Es gibt gute Gründe, warum diese Einzelgespräche in der Regel etwas mühsam sind. Versetzen Sie sich in die Lage einer Konfliktpartei und stellen Sie sich vor, Sie müssten mit dem eigenen Vorgesetzten oder einem externen Konfliktmanager ein Gespräch über Ihren Standpunkt, Ihre Anliegen und das bisherige Konfliktgeschehen führen – das ist normalerweise kein Grund zur Freude. Oft stecken einige der folgenden Gründe hinter dieser Zurückhaltung:

  • Unklarheit über die eigenen Anliegen.
  • Scham bzw. Angst vor Peinlichkeit: Die meisten Konfliktparteien haben zum Teil dumme Fehler gemacht und wissen das auch.
  • Man hat Angst, sich angreifbar zu machen, wenn man die Karten offen auf den Tisch legt.
  • Vertrauensaufbau zum Konfliktmanager braucht Zeit, auch und gerade, wenn es der Vorgesetzte ist.
  • Man hat Angst vor einer Blamage, also davor, ausgelacht zu werden.
  • Man hat Angst, Schwäche zu zeigen.
  • Man hat Angst vor möglichen Konsequenzen.
  • Viele Personen haben rhetorische Schwächen und tun sich einfach schwer, Dinge klar zu benennen und drucksen deswegen herum.
  • Oft sind starke Selbstzweifel vorhanden, verstärkt durch das Konfliktgeschehen: Bei mir stimmt was nicht ...

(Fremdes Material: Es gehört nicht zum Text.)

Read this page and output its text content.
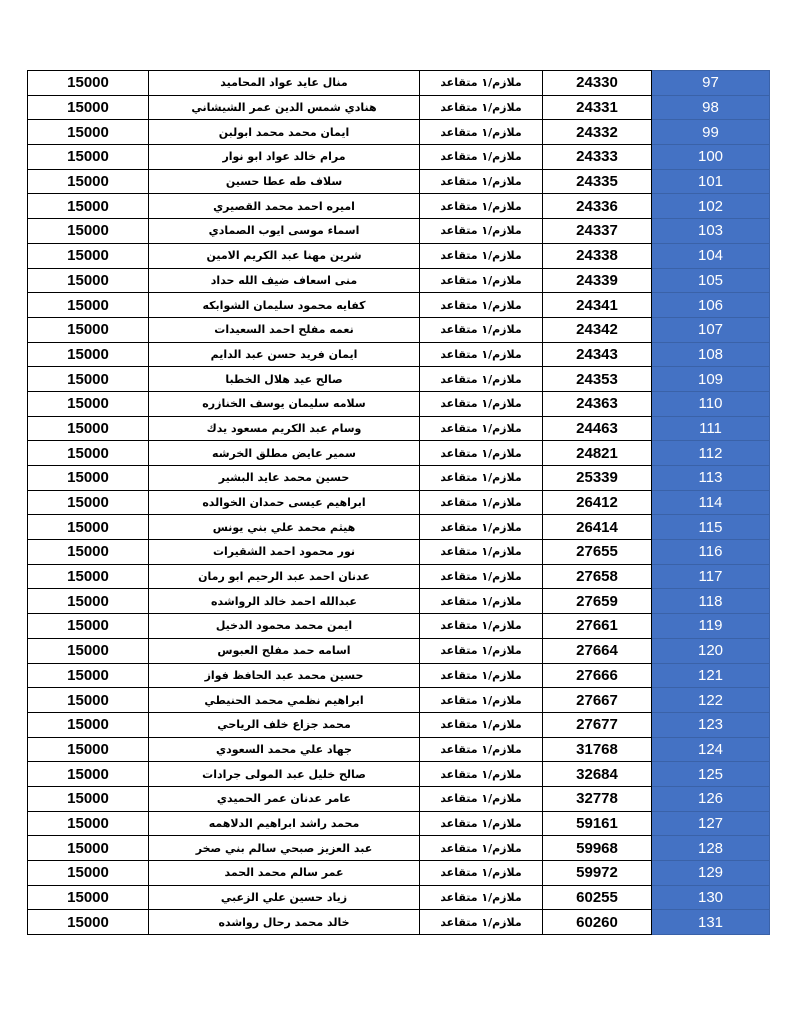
15000	منال عايد عواد المحاميد	ملازم/١ متقاعد	24330	97
15000	هنادي شمس الدين عمر الشيشاني	ملازم/١ متقاعد	24331	98
15000	ايمان محمد محمد ابولبن	ملازم/١ متقاعد	24332	99
15000	مرام خالد عواد ابو نوار	ملازم/١ متقاعد	24333	100
15000	سلاف طه عطا حسين	ملازم/١ متقاعد	24335	101
15000	اميره احمد محمد القصيري	ملازم/١ متقاعد	24336	102
15000	اسماء موسى ايوب الصمادي	ملازم/١ متقاعد	24337	103
15000	شرين مهنا عبد الكريم الامين	ملازم/١ متقاعد	24338	104
15000	منى اسعاف ضيف الله حداد	ملازم/١ متقاعد	24339	105
15000	كفايه محمود سليمان الشوابكه	ملازم/١ متقاعد	24341	106
15000	نعمه مفلح احمد السعيدات	ملازم/١ متقاعد	24342	107
15000	ايمان فريد حسن عبد الدايم	ملازم/١ متقاعد	24343	108
15000	صالح عيد هلال الخطبا	ملازم/١ متقاعد	24353	109
15000	سلامه سليمان يوسف الخنازره	ملازم/١ متقاعد	24363	110
15000	وسام عبد الكريم مسعود يدك	ملازم/١ متقاعد	24463	111
15000	سمير عايض مطلق الخرشه	ملازم/١ متقاعد	24821	112
15000	حسين محمد عايد البشير	ملازم/١ متقاعد	25339	113
15000	ابراهيم عيسى حمدان الخوالده	ملازم/١ متقاعد	26412	114
15000	هيثم محمد علي بني يونس	ملازم/١ متقاعد	26414	115
15000	نور محمود احمد الشقيرات	ملازم/١ متقاعد	27655	116
15000	عدنان احمد عبد الرحيم ابو رمان	ملازم/١ متقاعد	27658	117
15000	عبدالله احمد خالد الرواشده	ملازم/١ متقاعد	27659	118
15000	ايمن محمد محمود الدخيل	ملازم/١ متقاعد	27661	119
15000	اسامه حمد مفلح العبوس	ملازم/١ متقاعد	27664	120
15000	حسين محمد عبد الحافظ فواز	ملازم/١ متقاعد	27666	121
15000	ابراهيم نظمي محمد الحنيطي	ملازم/١ متقاعد	27667	122
15000	محمد جزاع خلف الرياحي	ملازم/١ متقاعد	27677	123
15000	جهاد علي محمد السعودي	ملازم/١ متقاعد	31768	124
15000	صالح خليل عبد المولى جرادات	ملازم/١ متقاعد	32684	125
15000	عامر عدنان عمر الحميدي	ملازم/١ متقاعد	32778	126
15000	محمد راشد ابراهيم الدلاهمه	ملازم/١ متقاعد	59161	127
15000	عبد العزيز صبحي سالم بني صخر	ملازم/١ متقاعد	59968	128
15000	عمر سالم محمد الحمد	ملازم/١ متقاعد	59972	129
15000	زياد حسين علي الزعبي	ملازم/١ متقاعد	60255	130
15000	خالد محمد رحال رواشده	ملازم/١ متقاعد	60260	131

Diese Liste ist garantiert nicht vollständig, macht aber anschaulich, warum Konfliktgespräche bis­weilen einen sehr langen Atem brauchen.

Die erste Faustregel für den Konfliktmanager

Nehmen Sie sich im Einzelgespräch viel Zeit und lassen Sie Ihr Gegenüber in aller Ruhe und mit allen Umwegen und Abschweifungen die eigene Sicht der Dinge loswerden und erklären. Zwei spezielle Dinge können Sie als Konfliktmanager in dieser Phase tun: Aufmerksam zuhören und bestärkende bzw. vertiefende Fragen stellen. Damit ist dann oft schon eine spürbare emotionale Beruhigung erreicht und man kann sich auf die Suche nach den Anliegen machen.

Wie erkenne ich die Anliegen der Konfliktparteien?

Wie schon erläutert: Anliegen sind Motive, sie liefern die Energie für das Konfliktgeschehen. Um die Anliegen systematisch herauszuarbeiten, kann man sich an dem folgenden «Anliegenfächer» orientieren:

  • Fachliche Anliegen (z.B. Lösung eines Programmierproblems, Ressourcenengpass etc.).
  • Organisatorische Anliegen (z.B. Gehalt, Dienstplangestaltung etc.).
  • Persönliche berufsbezogene Anliegen (z.B. Akzeptanz im Team, Über- bzw. Unterforderung, Zufriedenheit mit der beruflichen Perspektive, beruflicher Motivationsgrad etc.).
  • Private Anliegen (z.B. Eheprobleme).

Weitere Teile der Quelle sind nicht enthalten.